In these models the investigator specifies the variables to be employed based on theoretical reasoning, the relationships between the variables (and error components) are specified, and the data are tested to see the extent to which they fit the proposed structure. Residuals from this model are then useful for pointing out areas of the theory to be strengthened, modified, or discarded.

To a great extent, then, Rasch models are structural equation models to be confirmed through the data. If the data do not fit the model, then the data irregularities may be investigated through the residual patterns. Here, then, we have a measurement model (Rasch) where the meaning of a residual remains constant across all similar circumstances. Two and three parameter logistic (2/3 PL) item response theory models, in contrast, are exploratory models to be fit and modified as the local testing conditions suggest. Residuals, in those models, represent noise to be eliminated. That is, unlike the one parameter Rasch model, two and three parameter item response theory models estimate item parameters that subsume and mask variation that would otherwise be noticed and interpreted as problematic and undesirable for measurement.

The analysis of measurement-model residuals is important for many audiences. The classroom teacher, tester and evaluator need to know how useful their measurements are. The progress of a student or class and the effectiveness of a curriculum is typically measured by some form of performance level score. This score is usually assumed to measure the variable of interest and not something else irrelevant to the task.

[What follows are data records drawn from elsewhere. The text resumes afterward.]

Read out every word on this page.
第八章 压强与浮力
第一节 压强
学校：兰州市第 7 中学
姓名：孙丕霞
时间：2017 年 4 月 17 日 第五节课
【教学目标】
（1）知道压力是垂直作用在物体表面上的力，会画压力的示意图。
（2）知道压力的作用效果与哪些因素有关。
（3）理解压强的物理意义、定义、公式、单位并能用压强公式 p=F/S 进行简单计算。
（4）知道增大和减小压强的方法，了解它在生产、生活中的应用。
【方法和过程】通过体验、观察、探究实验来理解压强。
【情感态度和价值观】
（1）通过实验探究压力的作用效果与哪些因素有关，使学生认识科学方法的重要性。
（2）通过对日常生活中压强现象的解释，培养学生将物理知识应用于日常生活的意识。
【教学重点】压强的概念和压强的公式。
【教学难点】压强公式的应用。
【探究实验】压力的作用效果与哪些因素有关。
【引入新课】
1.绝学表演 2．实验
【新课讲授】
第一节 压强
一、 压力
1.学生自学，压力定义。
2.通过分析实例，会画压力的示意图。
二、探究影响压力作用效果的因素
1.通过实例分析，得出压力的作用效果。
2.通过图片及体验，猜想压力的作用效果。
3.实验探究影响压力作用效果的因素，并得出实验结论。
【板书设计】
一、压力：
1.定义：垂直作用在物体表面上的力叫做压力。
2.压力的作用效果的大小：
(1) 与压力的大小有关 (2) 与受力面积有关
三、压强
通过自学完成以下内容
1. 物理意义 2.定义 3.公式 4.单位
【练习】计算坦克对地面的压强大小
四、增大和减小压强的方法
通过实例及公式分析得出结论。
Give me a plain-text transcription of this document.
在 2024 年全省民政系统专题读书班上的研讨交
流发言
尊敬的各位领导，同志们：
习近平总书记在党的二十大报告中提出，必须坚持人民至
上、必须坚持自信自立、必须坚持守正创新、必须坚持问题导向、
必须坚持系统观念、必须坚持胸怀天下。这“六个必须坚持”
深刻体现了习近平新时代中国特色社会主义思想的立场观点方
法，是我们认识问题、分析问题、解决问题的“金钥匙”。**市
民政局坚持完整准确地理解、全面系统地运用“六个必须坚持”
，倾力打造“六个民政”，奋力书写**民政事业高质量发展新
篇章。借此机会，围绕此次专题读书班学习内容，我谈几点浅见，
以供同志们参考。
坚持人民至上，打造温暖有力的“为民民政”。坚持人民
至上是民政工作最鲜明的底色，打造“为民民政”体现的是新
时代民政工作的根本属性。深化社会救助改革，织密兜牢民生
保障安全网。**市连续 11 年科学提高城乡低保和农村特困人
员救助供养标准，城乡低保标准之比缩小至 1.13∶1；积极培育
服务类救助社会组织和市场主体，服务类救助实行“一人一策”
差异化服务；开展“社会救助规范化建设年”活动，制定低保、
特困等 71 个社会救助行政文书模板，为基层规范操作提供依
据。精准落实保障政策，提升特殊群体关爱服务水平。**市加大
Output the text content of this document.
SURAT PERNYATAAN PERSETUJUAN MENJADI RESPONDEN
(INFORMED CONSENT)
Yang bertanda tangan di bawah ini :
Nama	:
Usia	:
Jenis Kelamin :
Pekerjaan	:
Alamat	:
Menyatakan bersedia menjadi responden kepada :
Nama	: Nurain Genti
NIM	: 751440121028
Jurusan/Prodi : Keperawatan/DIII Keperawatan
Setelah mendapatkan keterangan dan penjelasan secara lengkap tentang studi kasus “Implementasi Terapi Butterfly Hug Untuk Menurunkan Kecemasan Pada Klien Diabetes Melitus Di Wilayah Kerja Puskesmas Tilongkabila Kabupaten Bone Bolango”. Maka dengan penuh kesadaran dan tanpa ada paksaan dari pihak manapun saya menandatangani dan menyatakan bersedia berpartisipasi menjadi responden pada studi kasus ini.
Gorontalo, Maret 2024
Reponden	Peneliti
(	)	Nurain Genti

If the scale is not working as intended, then the measures may be meaningless. Fortunately, analyses of residuals can make the use of meaningless measures avoidable. The following examples, from my own work, illustrate the types of problems that were revealed through the analysis of residual variation: start-up effects attributed to subjects being initially confused about the responses expected of them; speed effects where limited time led to identifiable guessing behavior; interviewer effects where interviewers had different impressions about how to score interviewee responses; instrument effects where scoring sheets were miskeyed, items had multiple correct answers, or items had no correct answers; dimensionality effects where items clearly addressed two or more constructs (dimensions); teacher effects where teachers used their own unique interpretation of how to administer a performance assessment to their students; classroom effects where students were not taught a specific curricular component taught on a statewide assessment; and special characteristic effects where students with unique cognitive (low verbal ability), affective (highly anxious), or physical characteristics (wheelchair user) did much worse or better than was expected of others with their same estimated ability level. In each case the problem was identified and a change was made in the instrument or the testing conditions-the model itself remained the same.

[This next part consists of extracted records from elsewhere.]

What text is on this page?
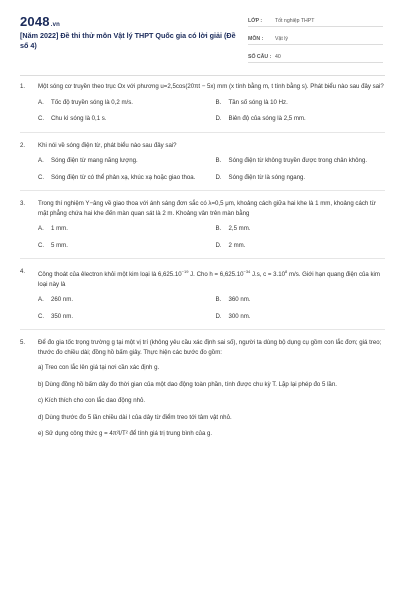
2048.vn
[Năm 2022] Đề thi thử môn Vật lý THPT Quốc gia có lời giải (Đề số 4)
LỚP :	Tốt nghiệp THPT
MÔN :	Vật lý
SỐ CÂU : 40
1.	Một sóng cơ truyền theo trục Ox với phương u=2,5cos(20πt − 5x) mm (x tính bằng m, t tính bằng s). Phát biểu nào sau đây sai?
A.	Tốc độ truyền sóng là 0,2 m/s.	B.	Tần số sóng là 10 Hz.
C.	Chu kì sóng là 0,1 s.	D.	Biên độ của sóng là 2,5 mm.
2.	Khi nói về sóng điện từ, phát biểu nào sau đây sai?
A.	Sóng điện từ mang năng lượng.	B.	Sóng điện từ không truyền được trong chân không.
C.	Sóng điện từ có thể phản xạ, khúc xạ hoặc giao thoa.	D.	Sóng điện từ là sóng ngang.
3.	Trong thí nghiệm Y−âng về giao thoa với ánh sáng đơn sắc có λ=0,5 μm, khoảng cách giữa hai khe là 1 mm, khoảng cách từ mặt phẳng chứa hai khe đến màn quan sát là 2 m. Khoảng vân trên màn bằng
A.	1 mm.	B.	2,5 mm.
C.	5 mm.	D.	2 mm.
4.	Công thoát của êlectron khỏi một kim loại là $6,625.10^{-19}$ J. Cho $h = 6,625.10^{-34}$ J.s, $c = 3.10^8$ m/s. Giới hạn quang điện của kim loại này là
A.	260 nm.	B.	360 nm.
C.	350 nm.	D.	300 nm.
5.	Để đo gia tốc trọng trường g tại một vị trí (không yêu cầu xác định sai số), người ta dùng bộ dụng cụ gồm con lắc đơn; giá treo; thước đo chiều dài; đồng hồ bấm giây. Thực hiện các bước đo gồm:
a) Treo con lắc lên giá tại nơi cần xác định g.
b) Dùng đồng hồ bấm dây đo thời gian của một dao động toàn phần, tính được chu kỳ T. Lặp lại phép đo 5 lần.
c) Kích thích cho con lắc dao động nhỏ.
d) Dùng thước đo 5 lần chiều dài l của dây từ điểm treo tới tâm vật nhỏ.
e) Sử dụng công thức g = 4π²l/T² để tính giá trị trung bình của g.
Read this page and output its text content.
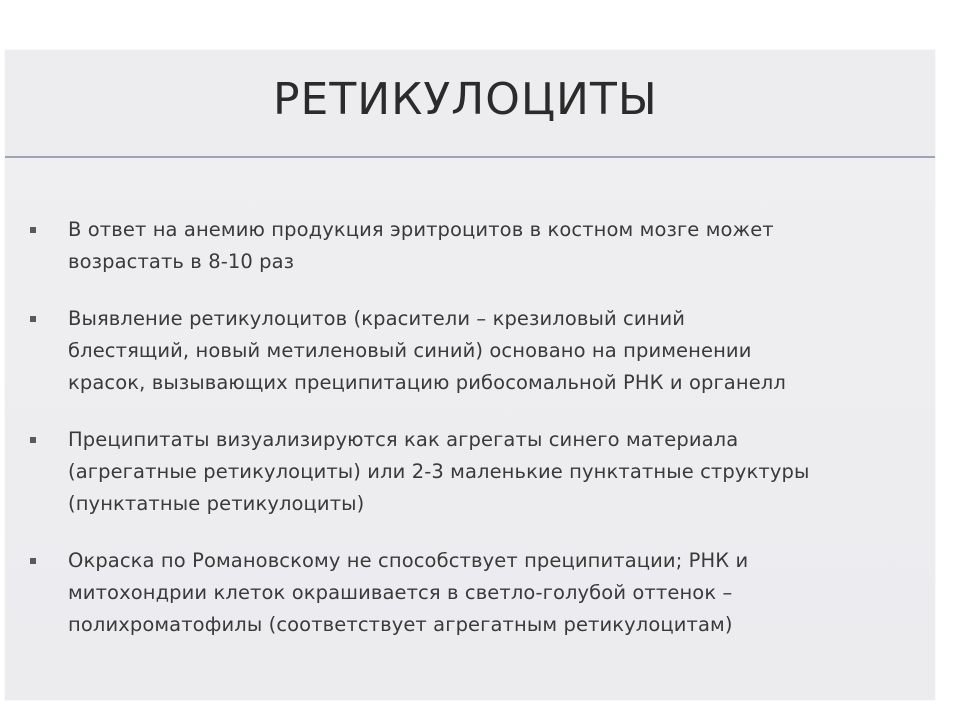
РЕТИКУЛОЦИТЫ
В ответ на анемию продукция эритроцитов в костном мозге может
возрастать в 8-10 раз
Выявление ретикулоцитов (красители – крезиловый синий
блестящий, новый метиленовый синий) основано на применении
красок, вызывающих преципитацию рибосомальной РНК и органелл
Преципитаты визуализируются как агрегаты синего материала
(агрегатные ретикулоциты) или 2-3 маленькие пунктатные структуры
(пунктатные ретикулоциты)
Окраска по Романовскому не способствует преципитации; РНК и
митохондрии клеток окрашивается в светло-голубой оттенок –
полихроматофилы (соответствует агрегатным ретикулоцитам)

In conclusion, then, I encourage everyone who engages in either the development of, or the application of, measurement instruments to aggressively dig through the residual variation. What you find may be more important than what you set out to investigate in the first place.

References

Ashall, F. (1994). Remarkable Discoveries! New York: Cambridge University Press.

Brannigan, A. (1981).The Social Basis of Scientific Discoveries. Cambridge: Cambridge University Press. Butterfield, H. (1957). The Origins of Modern Science 1300-1800. New York; The Free Press.

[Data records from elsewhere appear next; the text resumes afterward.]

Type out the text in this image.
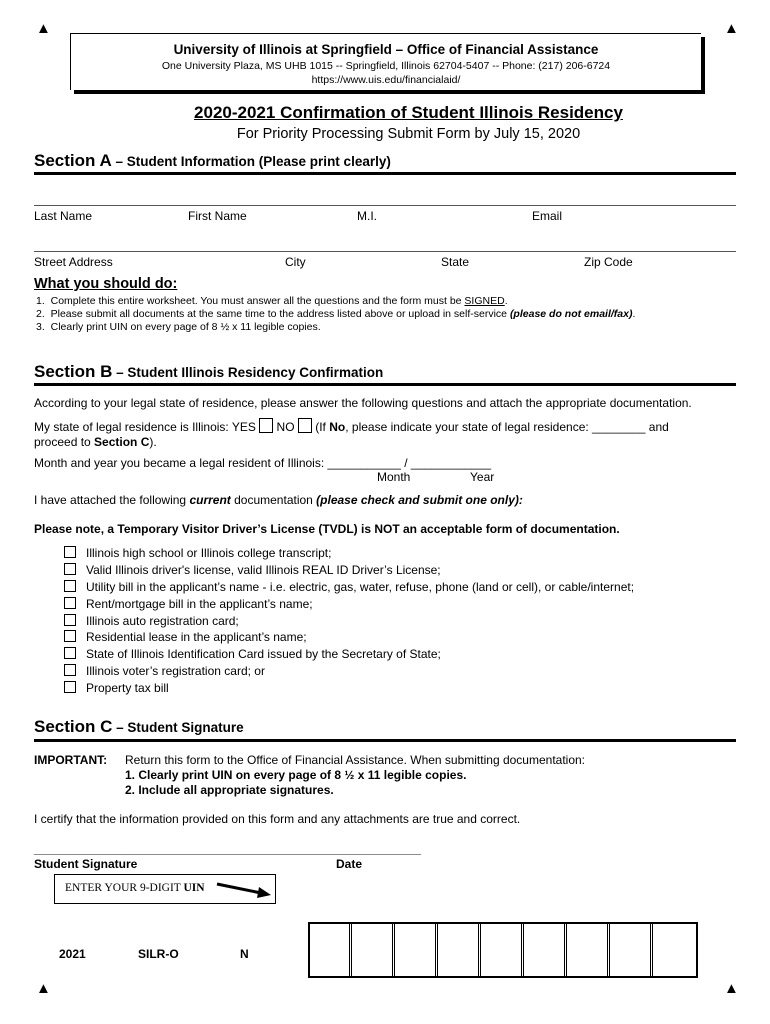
▲	▲
▲	▲
University of Illinois at Springfield – Office of Financial Assistance
One University Plaza, MS UHB 1015 -- Springfield, Illinois 62704-5407 -- Phone: (217) 206-6724
https://www.uis.edu/financialaid/
2020-2021 Confirmation of Student Illinois Residency
For Priority Processing Submit Form by July 15, 2020
Section A – Student Information (Please print clearly)
Last Name	First Name	M.I.	Email
Street Address	City	State	Zip Code
What you should do:
1. Complete this entire worksheet. You must answer all the questions and the form must be SIGNED.
2. Please submit all documents at the same time to the address listed above or upload in self-service (please do not email/fax).
3. Clearly print UIN on every page of 8 ½ x 11 legible copies.
Section B – Student Illinois Residency Confirmation
According to your legal state of residence, please answer the following questions and attach the appropriate documentation.
My state of legal residence is Illinois: YES  NO  (If No, please indicate your state of legal residence: ________ and
proceed to Section C).
Month and year you became a legal resident of Illinois: ___________ / ____________
Month	Year
I have attached the following current documentation (please check and submit one only):
Please note, a Temporary Visitor Driver’s License (TVDL) is NOT an acceptable form of documentation.
Illinois high school or Illinois college transcript;
Valid Illinois driver's license, valid Illinois REAL ID Driver’s License;
Utility bill in the applicant’s name - i.e. electric, gas, water, refuse, phone (land or cell), or cable/internet;
Rent/mortgage bill in the applicant’s name;
Illinois auto registration card;
Residential lease in the applicant’s name;
State of Illinois Identification Card issued by the Secretary of State;
Illinois voter’s registration card; or
Property tax bill
Section C – Student Signature
IMPORTANT: Return this form to the Office of Financial Assistance. When submitting documentation:
1. Clearly print UIN on every page of 8 ½ x 11 legible copies.
2. Include all appropriate signatures.
I certify that the information provided on this form and any attachments are true and correct.
__________________________________________________________
Student Signature	Date
ENTER YOUR 9-DIGIT UIN
2021	SILR-O	N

Herschel, Sir J.F.W., Bart. K.H. (1851) (new ed). Preliminary Discourse on the Study of Natural Philosophy. London: Longman, Brown, Green & Longmans, Paternoster Row.

Herschel, Sir J.F.W., Bart. K.H. (1871) (11th. ed.). Outlines of Astronomy. London: Longmans, Green, and Co.

Kantorovich, A. (1993). Scientific Discovery: Logic and Tinkering. Albany, NY: State University of New York Press.

Kuhn, T.S. (1962). Historical structures of scientific discoveries. Science, 136, 760-4.

Kuhn, T.S. (1970) (2nd. ed.). The Structure of Scientific Revolutions. Chicago: University of Chicago Press.

Kuhn, T.S. (1977). The Essential Tension. Chicago: The University of Chicago Press.

Roberts, R.M. (1989). Serendipity: Accidental Discoveries in Science. New York: Wiley.